Intervista Francesco Ghiaccio: Domanda 1Com'è nato il suo interesse per questo tema?
Sono nato a Torino, la mia famiglia si è trasferita nel Monferrato quand’ero bambino ma per molto tempo non ho saputo nulla di questa vicenda, perché la fabbrica è stata chiusa nel 1986, quando ero ancora troppo piccolo. La bonifica è iniziata soltanto molti anni dopo: fino all’inizio del processo non si sapeva nulla di ciò che stava accadendo. Mentre ne sapeva molto, purtroppo, chi era drammaticamente coinvolto, avendo avuto lutti in famiglia o tra gli amici. Il processo ha dato una fortissima risonanza mediatica all’argomento – il rinvio a giudizio del 2009 e la sentenza dell’inizio del 2012 – e questo ha rappresentato per me il “gancio”, la motivazione per entrare nel vivo della materia.
Ho riflettuto sul fatto che nonostante vivessi in quella zona sapessi poco o niente del disastro e così ho iniziato una grande ricerca a livello personale: era una storia che volevo assolutamente raccontare perché mi riguardava, ero cresciuto dove erano cresciute tante persone che avevano perso la vita, spesso giovani. In un primo momento mi sono documentato attraverso interviste scritte e filmate, mi sono reso conto che se io ero disinformato come tanti miei coetanei c’era tutta una parte di popolazione casalese che lottava da almeno trent'anni facendo capo all’AFeVA (Associazione Familiari e Vittime Amianto), attiva dagli anni '70 a livello locale. Ho scoperto ad esempio che tempo fa un ragazzo, al primo giorno di lavoro in fabbrica, si era sentito domandare da un vecchio operaio: “Sei venuto a morire anche tu?”. Si chiamava Nicola Pondrano e insieme al sindacalista locale Bruno Pesce avrebbe poi fondato l’AFeVA, per sensibilizzare l’opinione pubblica.

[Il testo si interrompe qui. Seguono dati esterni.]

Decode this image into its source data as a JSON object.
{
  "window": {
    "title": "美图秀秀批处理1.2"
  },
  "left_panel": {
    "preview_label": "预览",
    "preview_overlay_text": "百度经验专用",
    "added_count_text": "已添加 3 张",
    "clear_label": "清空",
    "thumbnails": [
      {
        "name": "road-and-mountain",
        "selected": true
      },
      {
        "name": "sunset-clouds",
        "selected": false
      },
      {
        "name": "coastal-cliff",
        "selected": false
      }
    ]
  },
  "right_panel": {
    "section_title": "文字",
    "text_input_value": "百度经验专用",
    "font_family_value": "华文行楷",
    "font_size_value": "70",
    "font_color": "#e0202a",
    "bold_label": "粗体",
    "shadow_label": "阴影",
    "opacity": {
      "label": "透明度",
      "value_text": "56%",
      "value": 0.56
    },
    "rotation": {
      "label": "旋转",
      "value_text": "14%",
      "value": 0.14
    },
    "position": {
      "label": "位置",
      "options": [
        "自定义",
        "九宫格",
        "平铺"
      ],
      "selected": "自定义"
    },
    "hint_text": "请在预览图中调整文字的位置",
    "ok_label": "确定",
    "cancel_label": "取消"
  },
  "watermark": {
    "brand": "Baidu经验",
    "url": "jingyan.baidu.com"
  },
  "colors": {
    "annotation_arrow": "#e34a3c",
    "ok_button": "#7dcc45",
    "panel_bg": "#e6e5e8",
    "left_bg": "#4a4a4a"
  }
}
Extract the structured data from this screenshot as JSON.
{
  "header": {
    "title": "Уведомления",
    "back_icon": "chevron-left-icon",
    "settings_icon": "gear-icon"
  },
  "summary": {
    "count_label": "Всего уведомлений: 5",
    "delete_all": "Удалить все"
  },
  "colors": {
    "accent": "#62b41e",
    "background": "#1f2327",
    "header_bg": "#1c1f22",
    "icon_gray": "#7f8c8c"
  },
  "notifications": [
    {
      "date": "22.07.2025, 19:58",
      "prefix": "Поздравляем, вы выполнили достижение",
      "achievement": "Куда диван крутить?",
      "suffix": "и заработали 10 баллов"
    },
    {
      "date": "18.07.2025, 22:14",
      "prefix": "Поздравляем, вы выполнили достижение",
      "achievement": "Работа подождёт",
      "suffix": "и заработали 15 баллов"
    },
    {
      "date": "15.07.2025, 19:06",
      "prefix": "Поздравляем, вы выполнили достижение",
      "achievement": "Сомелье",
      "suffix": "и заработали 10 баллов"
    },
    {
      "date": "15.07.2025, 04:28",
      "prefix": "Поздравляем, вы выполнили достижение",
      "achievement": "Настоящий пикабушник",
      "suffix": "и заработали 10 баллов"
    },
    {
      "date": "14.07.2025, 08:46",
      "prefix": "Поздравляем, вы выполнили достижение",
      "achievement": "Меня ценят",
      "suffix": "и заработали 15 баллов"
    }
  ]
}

In un primo tempo la vicenda sembrava legata solo agli operai: la fabbrica Eternit era ambitissima perché gli stipendi erano più alti rispetto a quanto previsto dal contratto nazionale e offriva anche un indennizzo, se qualcuno aveva la tosse riceveva un bonus, e questo sembrava quasi un vantaggio, un privilegio… A fine mese si guadagnava tanto, e la cosa veniva considerata un male sopportabile, nessuno sapeva e nessuno voleva credere che quella fabbrica li avrebbe uccisi tutti
Intervista Francesco Ghiaccio: Domanda 2Il titolo del film, "Un posto sicuro", suona quasi come una beffa…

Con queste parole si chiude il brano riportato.